A cada quien habrá algo que lo reconforta ante la inminente llegada al hogar: una M de McPerro, un vagabundo, la penúltima caseta, la caja de luz de unos tacos, etcétera… Me rehúso a creer que alguien se siente bienvenido al recibir de golpe el aroma a desperdicios del río de mierda sobre el que Santa Fe está construido.
Esta semana me despido de Santa Fe. Ya no trabajaré más en esta uretra plagada de bobos edificios inteligentes. Esta zona de la ciudad donde es más indiscutible el castigo bíblico ese de trabajar inagotablemente la tierra para conseguir sus frutos. Santa Fe, muégano de centros comerciales y gente alimentándose mal y por turnos, pisos 24 desde donde no se alcanza a ver ni el Ángel entrañable ni la individual efigie a la juventud perdida. Autos, autos, más autos, siempre sumando en un trafical inhumano.
Dice Efraín Huerta en el poema que da nombre a este texto: “Ciudad tan complicada, hervidero de envidias, criadero de virtudes desechas al cabo de una hora”. ¿Una hora? Se volvería loco el poeta si viera lo vertiginoso que en Santa Fe caduca todo lo espiritual. Todo lo que exalta al alma no cabe aquí, muere. Harto de leer en un Starbucks, digo adiós a estas calles sin peatones pero plagadas de cruces de muertos accidentalmente.

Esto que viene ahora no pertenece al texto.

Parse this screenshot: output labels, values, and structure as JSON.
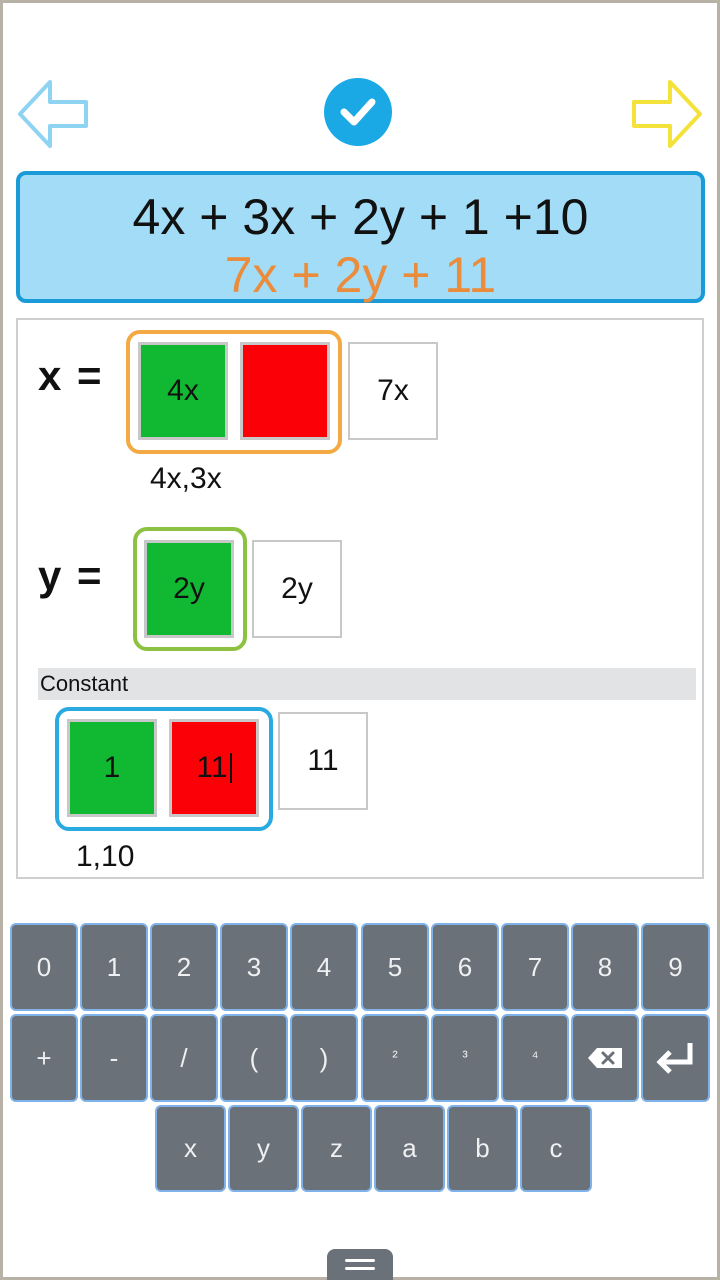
{
  "colors": {
    "accent_blue": "#1ba9e6",
    "panel_bg": "#a2dcf6",
    "simplified_text": "#ea8c3c",
    "tile_green": "#11b832",
    "tile_red": "#fb0006",
    "group_x_border": "#f3aa45",
    "group_y_border": "#8cc142",
    "group_const_border": "#29abe2",
    "key_bg": "#6b7178",
    "key_border": "#7fb2e8"
  },
  "icons": {
    "back": "arrow-left-icon",
    "check": "check-circle-icon",
    "next": "arrow-right-icon",
    "backspace": "backspace-icon",
    "enter": "enter-icon",
    "handle": "menu-handle-icon"
  },
  "expression": {
    "original": "4x + 3x + 2y + 1 +10",
    "simplified": "7x + 2y + 11"
  },
  "x_group": {
    "label": "x =",
    "tiles": [
      "4x",
      ""
    ],
    "result": "7x",
    "terms": "4x,3x"
  },
  "y_group": {
    "label": "y =",
    "tiles": [
      "2y"
    ],
    "result": "2y"
  },
  "constant_group": {
    "label": "Constant",
    "tiles": [
      "1",
      "11"
    ],
    "result": "11",
    "terms": "1,10"
  },
  "keyboard": {
    "row1": [
      "0",
      "1",
      "2",
      "3",
      "4",
      "5",
      "6",
      "7",
      "8",
      "9"
    ],
    "row2": [
      "+",
      "-",
      "/",
      "(",
      ")",
      "²",
      "³",
      "⁴"
    ],
    "row3": [
      "x",
      "y",
      "z",
      "a",
      "b",
      "c"
    ]
  }
}
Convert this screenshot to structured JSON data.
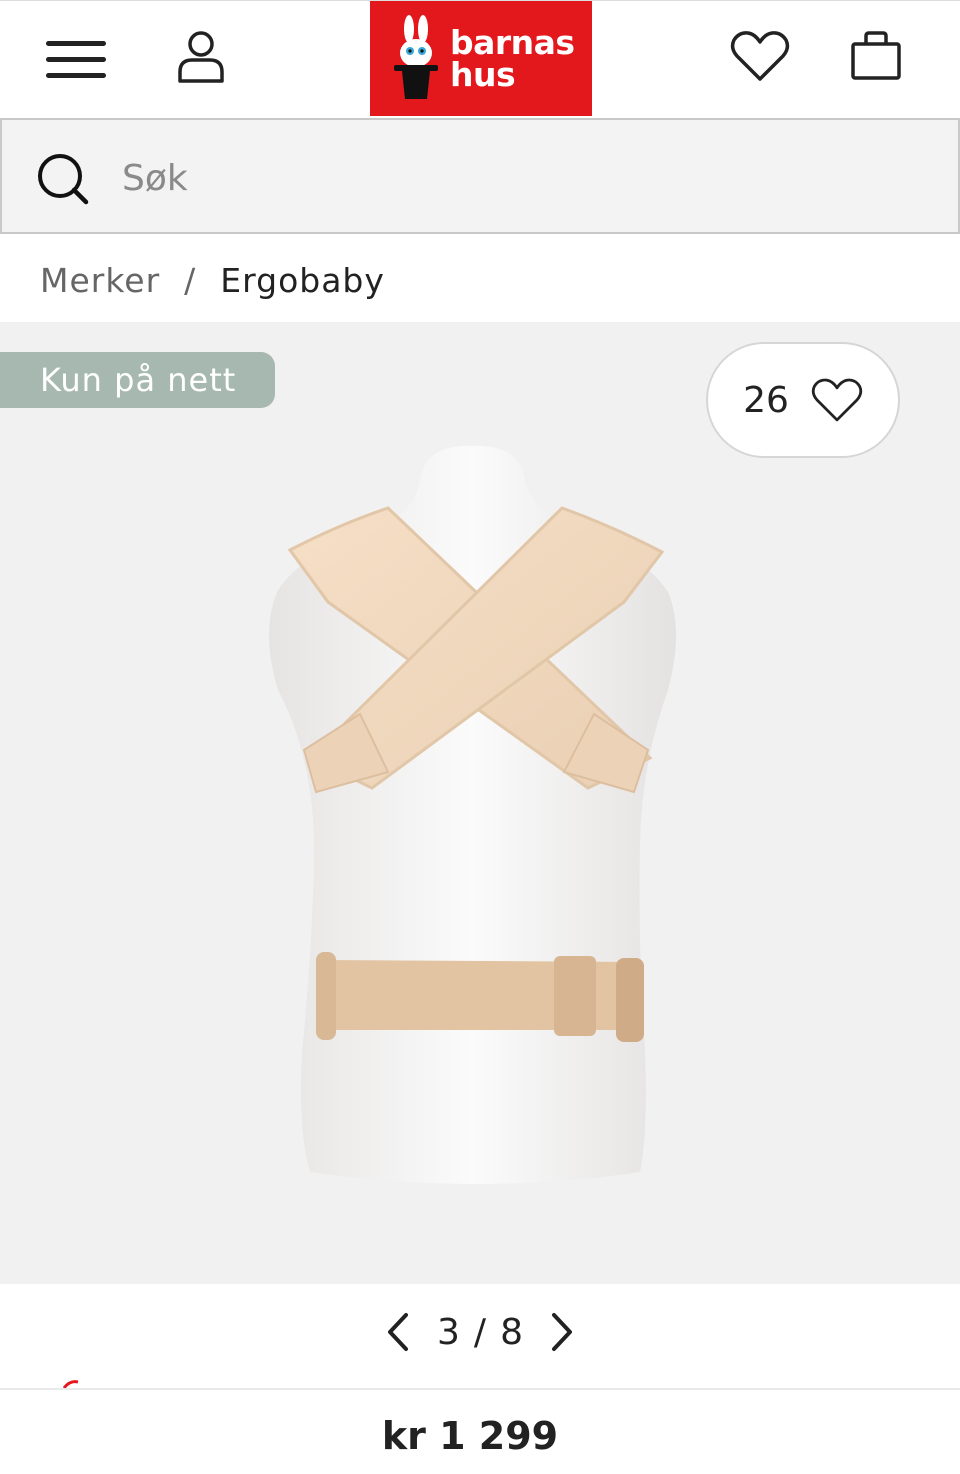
{
  "header": {
    "logo_line1": "barnas",
    "logo_line2": "hus",
    "icons": {
      "menu": "hamburger-menu-icon",
      "user": "user-icon",
      "favorites": "heart-icon",
      "cart": "shopping-bag-icon"
    },
    "brand_color": "#e3181d"
  },
  "search": {
    "placeholder": "Søk",
    "value": ""
  },
  "breadcrumb": {
    "items": [
      "Merker",
      "Ergobaby"
    ],
    "separator": "/"
  },
  "gallery": {
    "badge": "Kun på nett",
    "like_count": "26",
    "current": "3",
    "separator": "/",
    "total": "8",
    "background": "#f2f1f1",
    "badge_color": "#a6b8b0"
  },
  "product": {
    "price": "kr 1 299"
  }
}
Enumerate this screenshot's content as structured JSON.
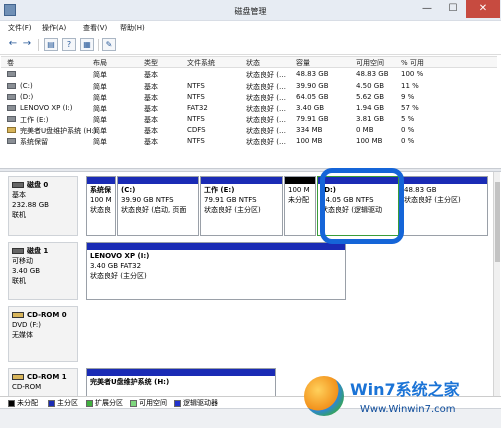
{
  "window": {
    "title": "磁盘管理",
    "min": "—",
    "max": "☐",
    "close": "✕"
  },
  "menu": [
    "文件(F)",
    "操作(A)",
    "查看(V)",
    "帮助(H)"
  ],
  "toolbar": {
    "back": "←",
    "forward": "→",
    "b1": "▤",
    "b2": "?",
    "b3": "▦",
    "b4": "✎"
  },
  "table": {
    "headers": [
      "卷",
      "布局",
      "类型",
      "文件系统",
      "状态",
      "容量",
      "可用空间",
      "% 可用"
    ],
    "rows": [
      [
        "(C:)",
        "简单",
        "基本",
        "NTFS",
        "状态良好 (…",
        "39.90 GB",
        "4.50 GB",
        "11 %"
      ],
      [
        "(D:)",
        "简单",
        "基本",
        "NTFS",
        "状态良好 (…",
        "64.05 GB",
        "5.62 GB",
        "9 %"
      ],
      [
        "LENOVO XP (I:)",
        "简单",
        "基本",
        "FAT32",
        "状态良好 (…",
        "3.40 GB",
        "1.94 GB",
        "57 %"
      ],
      [
        "工作 (E:)",
        "简单",
        "基本",
        "NTFS",
        "状态良好 (…",
        "79.91 GB",
        "3.81 GB",
        "5 %"
      ],
      [
        "完美者U盘维护系统 (H:)",
        "简单",
        "基本",
        "CDFS",
        "状态良好 (…",
        "334 MB",
        "0 MB",
        "0 %"
      ],
      [
        "系统保留",
        "简单",
        "基本",
        "NTFS",
        "状态良好 (…",
        "100 MB",
        "100 MB",
        "0 %"
      ]
    ],
    "first_row": [
      "",
      "简单",
      "基本",
      "",
      "状态良好 (…",
      "48.83 GB",
      "48.83 GB",
      "100 %"
    ]
  },
  "disks": [
    {
      "label": [
        "磁盘 0",
        "基本",
        "232.88 GB",
        "联机"
      ],
      "parts": [
        {
          "name": "系统保",
          "l2": "100 M",
          "l3": "状态良"
        },
        {
          "name": "(C:)",
          "l2": "39.90 GB NTFS",
          "l3": "状态良好 (启动, 页面"
        },
        {
          "name": "工作  (E:)",
          "l2": "79.91 GB NTFS",
          "l3": "状态良好 (主分区)"
        },
        {
          "name": "",
          "l2": "100 M",
          "l3": "未分配"
        },
        {
          "name": "(D:)",
          "l2": "64.05 GB NTFS",
          "l3": "状态良好 (逻辑驱动"
        },
        {
          "name": "",
          "l2": "48.83 GB",
          "l3": "状态良好 (主分区)"
        }
      ]
    },
    {
      "label": [
        "磁盘 1",
        "可移动",
        "3.40 GB",
        "联机"
      ],
      "parts": [
        {
          "name": "LENOVO XP  (I:)",
          "l2": "3.40 GB FAT32",
          "l3": "状态良好 (主分区)"
        }
      ]
    },
    {
      "label": [
        "CD-ROM 0",
        "DVD (F:)",
        "",
        "无媒体"
      ],
      "parts": []
    },
    {
      "label": [
        "CD-ROM 1",
        "CD-ROM",
        "",
        ""
      ],
      "parts": [
        {
          "name": "完美者U盘维护系统  (H:)",
          "l2": "",
          "l3": ""
        }
      ]
    }
  ],
  "legend": [
    "未分配",
    "主分区",
    "扩展分区",
    "可用空间",
    "逻辑驱动器"
  ],
  "legend_colors": [
    "#000000",
    "#1a2bb5",
    "#3fb03f",
    "#7ed67e",
    "#2233cc"
  ],
  "watermark": {
    "t1": "Win7系统之家",
    "t2": "Www.Winwin7.com"
  }
}
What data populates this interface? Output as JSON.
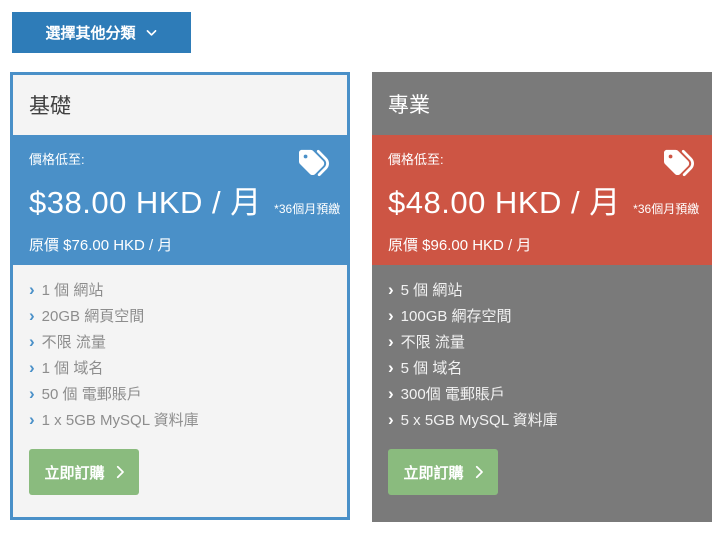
{
  "category_button": {
    "label": "選擇其他分類"
  },
  "icons": {
    "bullet": "›"
  },
  "colors": {
    "button_blue": "#2e7cb8",
    "accent_blue": "#4a90c8",
    "accent_red": "#cd5544",
    "card_gray": "#7a7a7a",
    "card_light_bg": "#f4f4f4",
    "order_green": "#8abb7e"
  },
  "plans": [
    {
      "name": "基礎",
      "price": {
        "prefix_label": "價格低至:",
        "amount": "$38.00 HKD / 月",
        "term_note": "*36個月預繳",
        "original": "原價 $76.00 HKD / 月"
      },
      "features": [
        "1 個 網站",
        "20GB 網頁空間",
        "不限 流量",
        "1 個 域名",
        "50 個 電郵賬戶",
        "1 x 5GB MySQL 資料庫"
      ],
      "order_label": "立即訂購"
    },
    {
      "name": "專業",
      "price": {
        "prefix_label": "價格低至:",
        "amount": "$48.00 HKD / 月",
        "term_note": "*36個月預繳",
        "original": "原價 $96.00 HKD / 月"
      },
      "features": [
        "5 個 網站",
        "100GB 網存空間",
        "不限 流量",
        "5 個 域名",
        "300個 電郵賬戶",
        "5 x 5GB MySQL 資料庫"
      ],
      "order_label": "立即訂購"
    }
  ]
}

Adiós a estos árboles hartos de ser árboles, verdura gris, empleados hartos de ser empleados, aire irrespirable que entra chueco. Bye a esta zona de la ciudad donde la vida se mide en quincenas y los maniquíes sin iris (y en ocasiones también sin cabeza) nos observan lúgubremente desde sus jaulas de vidrio, acaso recordándonos que moriremos bien vestidos. Santa Fe no tiene tapete de bienvenida y yo me despido diciéndole: chinga tu madre.